Several reports on laparoscopic colonic resections have a small percentage of patients in whom indication for surgery was polyps [6, 8]. Another researcher claims that benign colonic polyps formed one of the best indications for colonic laparoscopic surgery [7], and finally other reports described different laparoscopic approaches for polyps in a limited number of patients [3-5, 9-14]. In the case of inaccessible polyps, Smedh et al. [14], mobilized the corresponding colon segment by laparoscopy, gaining access for the flexible colonoscope. For colonoscopic extirpation of difficult or large polyps, Averbach et al. [13], used laparoscopy as an observational tool to ensure that the colonoscopist did not perforate the wall of the colon during their removal.
Peroperative localization methods, such as an India ink tattoo [18] injected one day before the operation, and laparoscopic ultrasonography of the colon have been used with good results. By laparotomy, Botoman et al., found the tattoo in 75% of the 14 marked patients. They advised using this technique in flat colon cancer and for previously snared malignant polyps which during the operation cannot be palpated.

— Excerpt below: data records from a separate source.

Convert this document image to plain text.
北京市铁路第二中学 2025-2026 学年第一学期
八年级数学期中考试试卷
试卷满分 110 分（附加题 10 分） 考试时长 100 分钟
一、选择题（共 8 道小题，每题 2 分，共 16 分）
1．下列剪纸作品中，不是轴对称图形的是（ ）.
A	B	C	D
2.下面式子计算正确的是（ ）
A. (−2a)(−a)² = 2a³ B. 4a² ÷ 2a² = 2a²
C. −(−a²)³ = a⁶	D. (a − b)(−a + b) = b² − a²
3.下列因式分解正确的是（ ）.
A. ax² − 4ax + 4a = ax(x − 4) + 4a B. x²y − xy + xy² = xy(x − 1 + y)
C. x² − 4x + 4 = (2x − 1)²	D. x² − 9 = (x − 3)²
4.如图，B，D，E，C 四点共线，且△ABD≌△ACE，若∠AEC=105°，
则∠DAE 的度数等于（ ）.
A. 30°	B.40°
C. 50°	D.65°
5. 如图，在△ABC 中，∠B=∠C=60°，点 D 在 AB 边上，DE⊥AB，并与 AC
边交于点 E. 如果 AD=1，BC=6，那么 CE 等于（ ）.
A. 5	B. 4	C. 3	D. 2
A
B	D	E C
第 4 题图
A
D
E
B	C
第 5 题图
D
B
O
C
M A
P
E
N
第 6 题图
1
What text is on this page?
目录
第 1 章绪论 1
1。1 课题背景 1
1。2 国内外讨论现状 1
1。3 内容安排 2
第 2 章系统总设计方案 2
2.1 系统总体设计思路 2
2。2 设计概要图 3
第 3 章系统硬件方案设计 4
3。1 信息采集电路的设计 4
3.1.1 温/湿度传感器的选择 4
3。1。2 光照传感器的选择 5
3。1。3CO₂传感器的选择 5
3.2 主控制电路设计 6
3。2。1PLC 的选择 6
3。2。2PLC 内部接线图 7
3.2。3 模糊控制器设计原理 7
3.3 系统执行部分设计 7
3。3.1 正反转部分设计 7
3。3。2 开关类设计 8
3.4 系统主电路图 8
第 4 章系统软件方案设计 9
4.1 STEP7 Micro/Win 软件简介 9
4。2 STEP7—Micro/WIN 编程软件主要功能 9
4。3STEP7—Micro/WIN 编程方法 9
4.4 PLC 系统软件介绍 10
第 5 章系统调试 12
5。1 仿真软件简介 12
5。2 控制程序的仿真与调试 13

In our experience the major problem is not the localization of the polyp during the surgical procedure, but rather the adequate approach to excise it. A good preoperative localization procedure, such as a double contrast colon enema, followed by an adequate mobilization and exteriorization of the affected colonic segment will permit the surgeon to make a decision concerning a more or less extensive resection. Special problems are associated with polyps located in the sigmoid-rectal transition area and complicate the choice of approach. Transanal endoscopic microsurgery, according to Buess [19] is possible up to about 18 cm from the anus because beyond this point the abdominal cavity can be opened during the dissection. Therefore, polyps located higher up should be approached laparoscopically. To aid the decision, sigmoidoscopy should be repeated previous to intervention because the distance measured by the endoscopist is not always accurate. Nowadays the introduction of endostaplers through the Buess rectoscope permits the resection of small polyps (up to 2.5 cm) up to 15 cm from the anus [20].
It may be concluded that with a broad knowledge of the principles about the increasing possibility of polyps (by their size) to harbour an invasive carcinoma, a polyp that cannot be removed by colonoscopy (because of its size or location) should be approached by laparoscopy. Conservative or oncological resection will depend on palpation of the polyp and its size.